Stray From The Path – Internal Atomics (Album Review)

Long Island’s own Stray From The Path continue their hard-hitting affront and refusal to mince words with Internal Atomics. UNFD present the wonderfully heavy album on Friday, November 1, 2019.

New York has always been a stronghold for Hardcore, and Stray From The Path are one of the state’s heaviest hitters. Formed in 2001 on Long Island (please, no Strong Island references), the quartet issued their independent full-length debut, Audio Prozac, in 2003. Time brought lineup changes and seven additional discs throughout the next fourteen years, including their major label debut, 2008’s Villains, 2011’s Rising Sun, and 2017’s Only Death Is Real. With a dogged determination to the road, and much thanks to their strong fanbase, the four-piece has shared stages with the likes of Anti-Flag, Architects, Norma Jean, Underoath, Stick to Your Guns, Bleeding Through, and many, many more.

For their ninth album, Stray From The Path—Vocalist Drew Dijorio, Guitarist/Vocalist Tom Williams, Bassist/Vocalist Anthony Altamura, and Drummer Craig Reynolds—blend their behemoth Rapcore meets Rage Against the Machine sound into a brutal array of tracks that glance just as intimately inward as they turn a frustrated eye on the world around us. Once again produced and engineered by longtime collaborator Will Putney (The Amity Affliction, Norma Jean), the 10-track Internal Atomics is fraught with both compassion and empathy, and yet a venomous vitriol towards injustice. Heavily influenced by the band’s recent trip to Africa with Actions Not Words and the Hardcore Help Foundation, the collection does not bother to mince words about the state of affairs in 2019.

Internal Atomics opens to the explosion of hard-hitter “Ring Leader.” Here, smashing bass anchors a vicious reminder to the complacent clones that “thinking like everyone else is not really thinking.” Digging even deeper, they assault all the senses with the vibrating wall of sound that is “Kickback.” Featuring guest vocals from Counterparts’ Brendan Murphy, the track spits pure venom and frustrated howls in the face of snakes—those that merely see others as stepping stones.

Reynolds’ powerful drums lead the charge into “The First Will Be Last,” a thoughtful and timely reminder to do unto others, because what goes around comes around. Next, there’s no rest for the weary with “Fortune Teller,” a proclamation that our future is in our own hands and we have the power to overcome the mistakes of past generations. This is led by the empowering, rallying cry, “We don’t answer to anyone!
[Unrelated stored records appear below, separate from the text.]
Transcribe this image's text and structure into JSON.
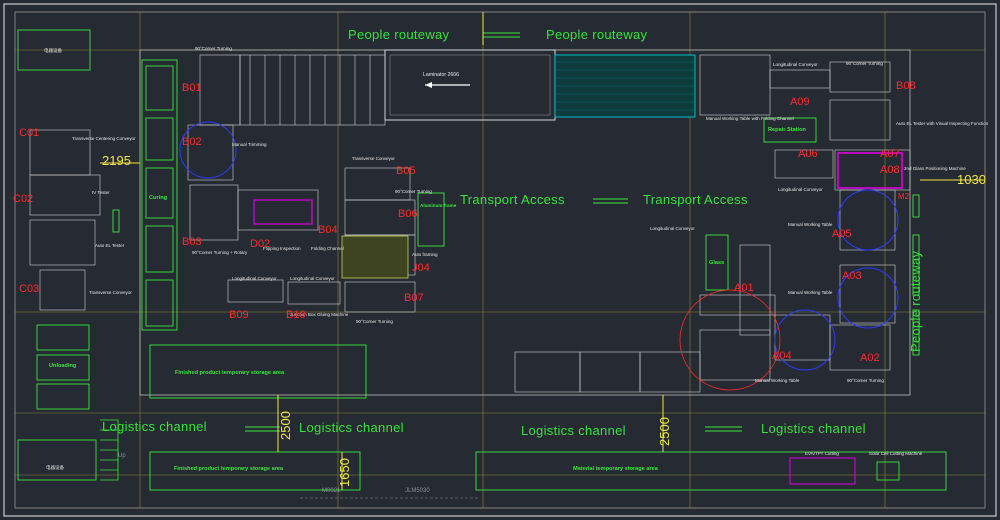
{
  "colors": {
    "background": "#262a33",
    "wall": "#c9c9c9",
    "conveyor": "#d8d8d8",
    "zone": "#39e83a",
    "code": "#ff2a2a",
    "dimension": "#f0e64a",
    "magenta": "#e000e0",
    "cyan": "#00c8d8",
    "blue": "#2a3cff",
    "gridline": "#8a8a30"
  },
  "routes": {
    "people_routeway_left": "People routeway",
    "people_routeway_right": "People routeway",
    "people_routeway_vertical": "People routeway",
    "transport_left": "Transport Access",
    "transport_right": "Transport Access",
    "logistics_1": "Logistics channel",
    "logistics_2": "Logistics channel",
    "logistics_3": "Logistics channel",
    "logistics_4": "Logistics channel"
  },
  "dimensions": {
    "d2195": "2195",
    "d1030": "1030",
    "d2500a": "2500",
    "d2500b": "2500",
    "d1650": "1650"
  },
  "zones": {
    "finished_storage_1": "Finished product temporary storage area",
    "finished_storage_2": "Finished product temporary storage area",
    "material_storage": "Material temporary storage area",
    "unloading": "Unloading",
    "curing": "Curing",
    "glass": "Glass",
    "aluminum_frame": "Aluminum frame",
    "repair_station": "Repair Station",
    "eva_tpt": "EVA/TPT Cutting",
    "cell_cutting": "Solar Cell Cutting Machine",
    "laminator": "Laminator 2666",
    "room_top_left": "电器设备",
    "room_bottom_left": "电器设备"
  },
  "machines": {
    "corner_top": "90°Corner Turning",
    "manual_trimming": "Manual Trimming",
    "transverse_centering": "Transverse Centering Conveyor",
    "iv_tester": "IV Tester",
    "auto_el": "Auto EL Tester",
    "transverse_conveyor": "Transverse Conveyor",
    "corner_rotary": "90°Corner Turning + Rotary",
    "flipping": "Flipping Inspection",
    "folding": "Folding Channel",
    "transverse_conveyor2": "Transverse Conveyor",
    "corner_turning_b05": "90°Corner Turning",
    "auto_framing": "Auto framing",
    "longitudinal1": "Longitudinal Conveyor",
    "longitudinal2": "Longitudinal Conveyor",
    "box_gluing": "Junction Box Gluing Machine",
    "corner_b07": "90°Corner Turning",
    "longitudinal_top": "Longitudinal Conveyor",
    "corner_top_right": "90°Corner Turning",
    "manual_table_fold": "Manual Working Table with Folding Channel",
    "auto_el_visual": "Auto EL Tester with Visual Inspecting Function",
    "glass_positioning": "2nd Glass Positioning Machine",
    "longitudinal_mid": "Longitudinal Conveyor",
    "manual_table1": "Manual Working Table",
    "longitudinal_glass": "Longitudinal Conveyor",
    "manual_table2": "Manual Working Table",
    "manual_table3": "Manual Working Table",
    "corner_bottom_right": "90°Corner Turning",
    "up": "Up"
  },
  "codes": {
    "B01": "B01",
    "B02": "B02",
    "B03": "B03",
    "B04": "B04",
    "B05": "B05",
    "B06": "B06",
    "B07": "B07",
    "B08": "B08",
    "B09": "B09",
    "B10": "B10",
    "C01": "C01",
    "C02": "C02",
    "C03": "C03",
    "A01": "A01",
    "A02": "A02",
    "A03": "A03",
    "A04": "A04",
    "A05": "A05",
    "A06": "A06",
    "A07": "A07",
    "A08": "A08",
    "A09": "A09",
    "D02": "D02",
    "J04": "J04",
    "M2": "M2"
  },
  "footer": {
    "col1": "M0921",
    "col2": "JLM5030"
  }
}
Deliciously sludgy guitars weave throughout “Second Death,” a ferocious condemnation of the Catholic priest scandal. The track that follows takes a look “Beneath The Surface,” and shows that few of us have stories that are simply black and white; and many of us are bleeding underneath our smiles. Lyrically, this empathy for our neighbors is reminiscent of Everlast’s 1998 hit “What It’s Like,” another social protest song peppered with compassion. Ultimately, this bleeds into dissonant guitar work that opens the shark attack of “Something In the Water,” a whirling dervish of sound to represent the cycle of chaos that humanity brings upon itself over and over again. Here, the point is not will we ever learn, but rather how have we managed to become so numb to the suffering?
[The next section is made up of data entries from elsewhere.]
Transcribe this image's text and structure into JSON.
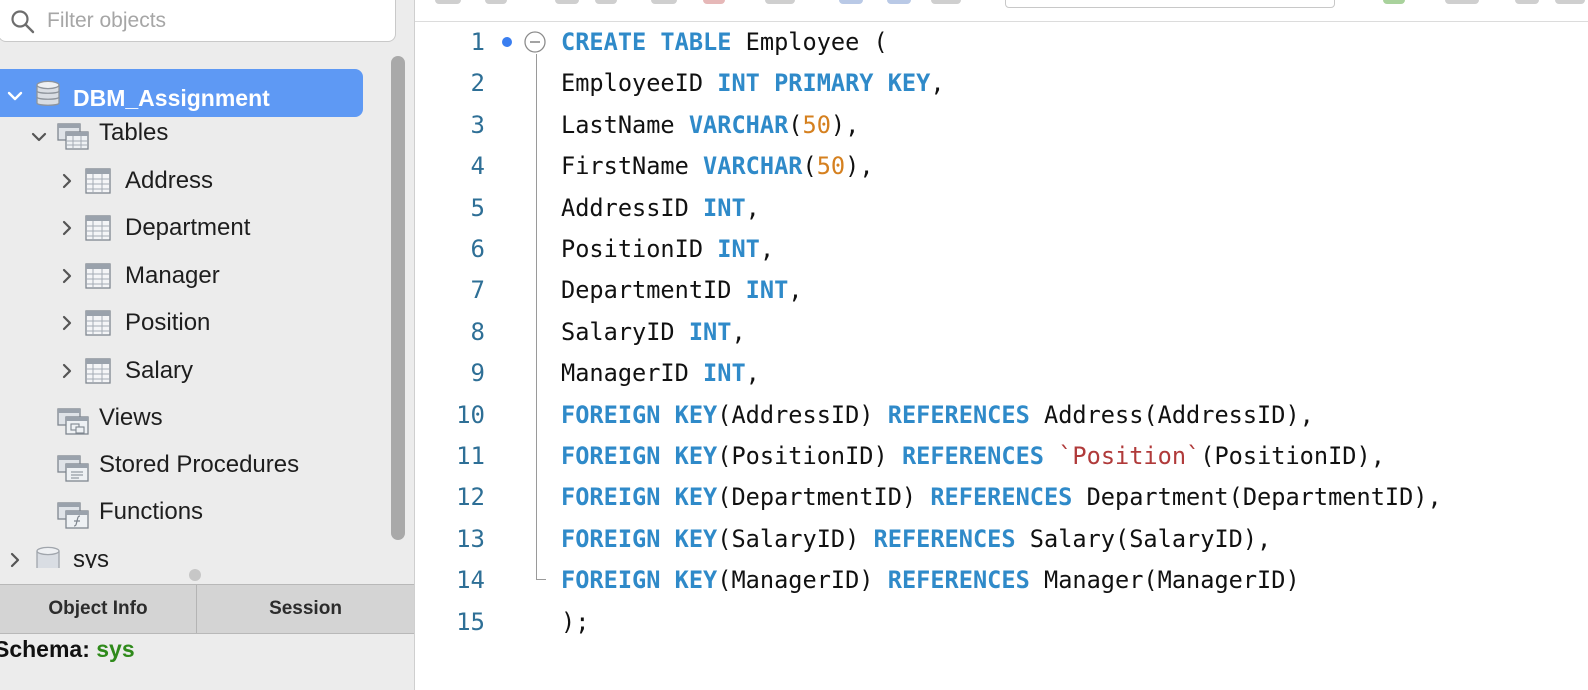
{
  "sidebar": {
    "filter_placeholder": "Filter objects",
    "tree": {
      "schema": "DBM_Assignment",
      "tables_label": "Tables",
      "tables": [
        "Address",
        "Department",
        "Manager",
        "Position",
        "Salary"
      ],
      "views_label": "Views",
      "procs_label": "Stored Procedures",
      "functions_label": "Functions",
      "sys_label": "sys"
    },
    "tabs": {
      "object_info": "Object Info",
      "session": "Session"
    },
    "info": {
      "schema_label": "Schema:",
      "schema_value": "sys"
    }
  },
  "editor": {
    "line_numbers": [
      "1",
      "2",
      "3",
      "4",
      "5",
      "6",
      "7",
      "8",
      "9",
      "10",
      "11",
      "12",
      "13",
      "14",
      "15"
    ],
    "lines": [
      [
        {
          "t": "CREATE TABLE",
          "c": "kw"
        },
        {
          "t": " Employee ("
        }
      ],
      [
        {
          "t": "EmployeeID "
        },
        {
          "t": "INT PRIMARY KEY",
          "c": "kw"
        },
        {
          "t": ","
        }
      ],
      [
        {
          "t": "LastName "
        },
        {
          "t": "VARCHAR",
          "c": "kw"
        },
        {
          "t": "("
        },
        {
          "t": "50",
          "c": "num"
        },
        {
          "t": "),"
        }
      ],
      [
        {
          "t": "FirstName "
        },
        {
          "t": "VARCHAR",
          "c": "kw"
        },
        {
          "t": "("
        },
        {
          "t": "50",
          "c": "num"
        },
        {
          "t": "),"
        }
      ],
      [
        {
          "t": "AddressID "
        },
        {
          "t": "INT",
          "c": "kw"
        },
        {
          "t": ","
        }
      ],
      [
        {
          "t": "PositionID "
        },
        {
          "t": "INT",
          "c": "kw"
        },
        {
          "t": ","
        }
      ],
      [
        {
          "t": "DepartmentID "
        },
        {
          "t": "INT",
          "c": "kw"
        },
        {
          "t": ","
        }
      ],
      [
        {
          "t": "SalaryID "
        },
        {
          "t": "INT",
          "c": "kw"
        },
        {
          "t": ","
        }
      ],
      [
        {
          "t": "ManagerID "
        },
        {
          "t": "INT",
          "c": "kw"
        },
        {
          "t": ","
        }
      ],
      [
        {
          "t": "FOREIGN KEY",
          "c": "kw"
        },
        {
          "t": "(AddressID) "
        },
        {
          "t": "REFERENCES",
          "c": "kw"
        },
        {
          "t": " Address(AddressID),"
        }
      ],
      [
        {
          "t": "FOREIGN KEY",
          "c": "kw"
        },
        {
          "t": "(PositionID) "
        },
        {
          "t": "REFERENCES",
          "c": "kw"
        },
        {
          "t": " "
        },
        {
          "t": "`Position`",
          "c": "str"
        },
        {
          "t": "(PositionID),"
        }
      ],
      [
        {
          "t": "FOREIGN KEY",
          "c": "kw"
        },
        {
          "t": "(DepartmentID) "
        },
        {
          "t": "REFERENCES",
          "c": "kw"
        },
        {
          "t": " Department(DepartmentID),"
        }
      ],
      [
        {
          "t": "FOREIGN KEY",
          "c": "kw"
        },
        {
          "t": "(SalaryID) "
        },
        {
          "t": "REFERENCES",
          "c": "kw"
        },
        {
          "t": " Salary(SalaryID),"
        }
      ],
      [
        {
          "t": "FOREIGN KEY",
          "c": "kw"
        },
        {
          "t": "(ManagerID) "
        },
        {
          "t": "REFERENCES",
          "c": "kw"
        },
        {
          "t": " Manager(ManagerID)"
        }
      ],
      [
        {
          "t": ");"
        }
      ]
    ]
  },
  "colors": {
    "selection": "#5e99f4",
    "keyword": "#2f8ac9",
    "number": "#d5801f",
    "string": "#b03a3a",
    "line_number": "#2e6f96",
    "schema_value": "#2f8a1b"
  },
  "icons": [
    "search-icon",
    "database-icon",
    "tables-folder-icon",
    "table-icon",
    "views-folder-icon",
    "procedures-folder-icon",
    "functions-folder-icon",
    "chevron-right-icon",
    "chevron-down-icon",
    "fold-collapse-icon",
    "breakpoint-dot-icon"
  ]
}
This leads the band to a deeply personal track. “Holding Cells For The Living Hell” finds Dijorio at his most vulnerable, opening up about a family member’s struggles with mental health. A suitably frenetic bout of sonic schizophrenia, its reflection on mental health, and how all too often the doctors simply “up the dosage,” is a bullet to the heart of those that have experienced this personally. An angsty and violent maelstrom, Stray From The Path put it all on the line in this track.
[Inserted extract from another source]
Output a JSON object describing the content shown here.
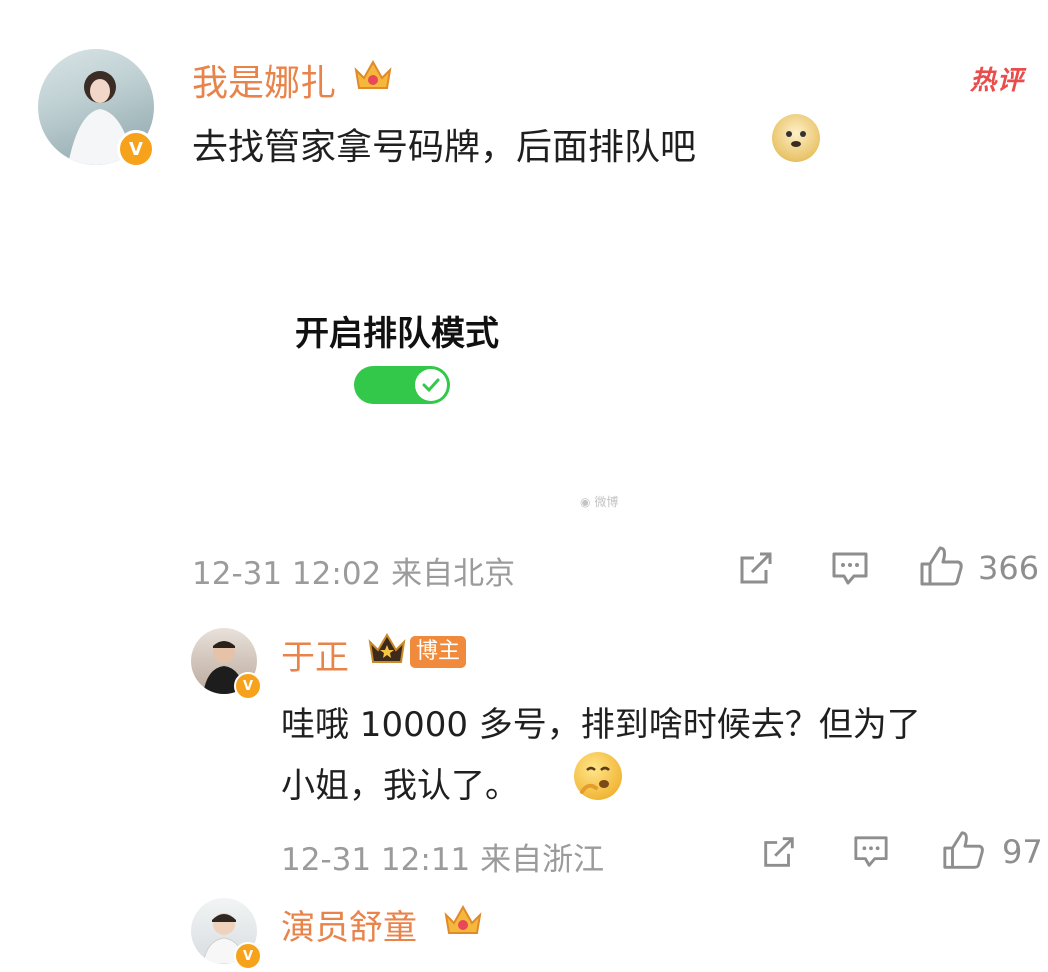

Next, Kublai Khan’s Matt Honeycutt guests on “Double Down,” a slamming attack that spirals down into the album’s grand finale—and don’t expect the quartet to go out in any style other than vicious, unrepentant Hardcore. With “Actions Not Words,” a track very literally inspired by their time spent in Nairobi with the nonprofit of the same name, they challenge their listeners to change the world. Like this, it is a resonating, thrumming wall of sound that backs up the band as they deliver the coup de grâce of Internal Atomics’ message: be the change that you wish to see in this world.

Simply put, Internal Atomics is a heavy album—in sound and topically speaking. There’s not a moment for breath throughout these 10 rabid tracks, just full-throttle sonics and weighty subjects packaged together in a pummeling masterpiece of Hardcore might. Exploring groove-laden, metallic riffs alongside Hip-Hop influenced vocal cadences, Stray From The Path present an album that’s punishing yet memorable. Both socially and politically conscious, the collection and the band refuse to simply fall in line with mindless complacency, and instead seek to ignite a fire for change. It has been said that dissent is the highest form of patriotism, and these Hardcore punks are doing it right! For this, Cryptic Rock give Internal Atomics 4.5 of 5 stars.